Computer screens in a row at the side of the store provide access to PopTartsWorld.com, social media sites and Pop-Tarts video games, similar to Memory but with pastry icons. Consumers can also buy merchandise, and design their own shirt.

Kellogg said Pop-Tarts had been a strong performer in the most recent quarter, but its net sales were smaller than those of M&M’s and Hershey. In the last year, Kellogg’s sold $481 million worth of Pop-Tarts in mass United States stores (excluding Wal-Mart), according to market-research firm SymphonyIRI Group. Hershey sold $1.07 billion worth of candy, while M&M’s sold $753 million.

“Our long-term hope is to strengthen the bonding between the brand and the consumer, and that has great benefits for the brand,” Mr. Patout said.

Pop-Tarts were introduced by Kellogg’s in 1964 to compete with a similar product from Post called Country Squares. The Kellogg’s version took off, in part because of its name, which reflected the growing Pop Art movement.

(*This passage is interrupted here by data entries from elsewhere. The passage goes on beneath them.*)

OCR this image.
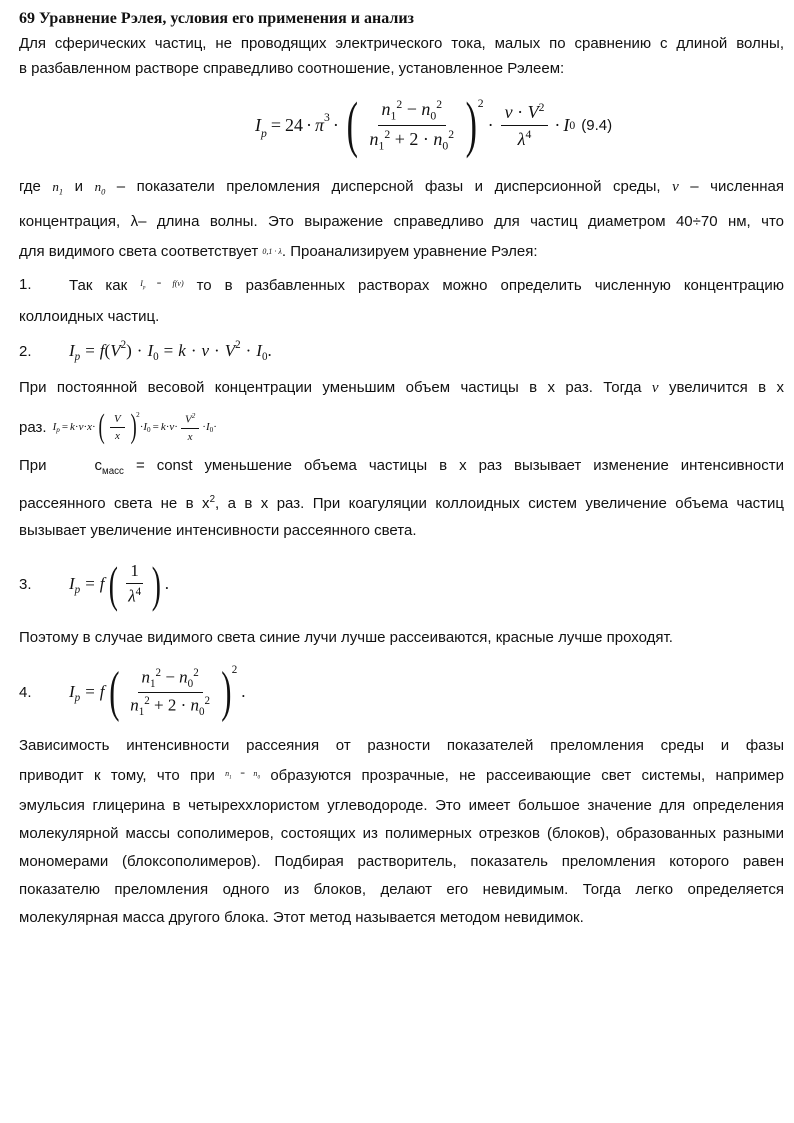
69 Уравнение Рэлея, условия его применения и анализ

Для сферических частиц, не проводящих электрического тока, малых по сравнению с длиной волны,

в разбавленном растворе справедливо соотношение, установленное Рэлеем:

$I_p = 24 \cdot \pi^3$ · ( $\frac{n_1^2 - n_0^2}{n_1^2 + 2 \cdot n_0^2} )^2$
· $\frac{\nu \cdot V^2}{\lambda^4} \cdot I$ 0 (9.4)

где $n_1$ и $n_0$ – показатели преломления дисперсной фазы и дисперсионной среды, ν – численная

концентрация, λ– длина волны. Это выражение справедливо для частиц диаметром 40÷70 нм, что

для видимого света соответствует 0,1 · λ. Проанализируем уравнение Рэлея:

1. Так как $I_p = f(\nu)$ то в разбавленных растворах можно определить численную концентрацию

коллоидных частиц.

2.	$I_p = f$ ( $V^2$ ) · $I_0 = k \cdot \nu \cdot V^2 \cdot I_0$ .

При постоянной весовой концентрации уменьшим объем частицы в x раз. Тогда ν увеличится в x

раз. $I_p = k \cdot \nu \cdot x$ · ( $\frac{V}{x} )^2$
· $I_0 = k \cdot \nu \cdot \frac{V^2}{x} \cdot I_0$ ·

При	$с_{масс}$ = const уменьшение объема частицы в x раз вызывает изменение интенсивности

рассеянного света не в $x^2$, а в x раз. При коагуляции коллоидных систем увеличение объема частиц

вызывает увеличение интенсивности рассеянного света.

3.	$I_p = f$ ( $\frac{1}{\lambda^4}$ ) .

Поэтому в случае видимого света синие лучи лучше рассеиваются, красные лучше проходят.

4.	$I_p = f$ ( $\frac{n_1^2 - n_0^2}{n_1^2 + 2 \cdot n_0^2} )^2$
.

Зависимость интенсивности рассеяния от разности показателей преломления среды и фазы

приводит к тому, что при $n_1 = n_0$ образуются прозрачные, не рассеивающие свет системы, например

эмульсия глицерина в четыреххлористом углеводороде. Это имеет большое значение для определения молекулярной массы сополимеров, состоящих из полимерных отрезков (блоков), образованных разными мономерами (блоксополимеров). Подбирая растворитель, показатель преломления которого равен показателю преломления одного из блоков, делают его невидимым. Тогда легко определяется молекулярная масса другого блока. Этот метод называется методом невидимок.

Just a presence in Times Square can help a company, said Richard Demb, a co-founder of Dale and Thomas Popcorn, which had a Times Square shop in the mid-2000s.

“It was a way to project an image of growth and maturity,” said Mr. Demb, who left Dale and Thomas and is now co-founder of AbesMarket.com. “Rent is, obviously, more than it is in most other places, but there are opportunities in Times Square that you would not find anywhere else.”

Times Square is expensive real estate — between 44th and 46th streets, the rent is around $1,000 per square foot, said Ms. Pomerantz of PBS Real Estate, while it drops to $400 or so per square foot at 42nd street and south.

“The billboards cost as much as the retail space,” said Faith Hope Consolo, chairwoman of the retail leasing and sales division at Prudential Douglas Elliman. “When Hershey’s first went into Times Square, they had a store that was about 150 feet, but they had a 100-foot sign. They wanted a billboard.”

There is no 100-foot sign, but Pop-Tarts is wrapping its 50-foot storefront in Pop-Tarts branding, and taking over the six-story billboard above the store. “It gives them a visibility that they can’t get anywhere else,” Ms. Consolo said.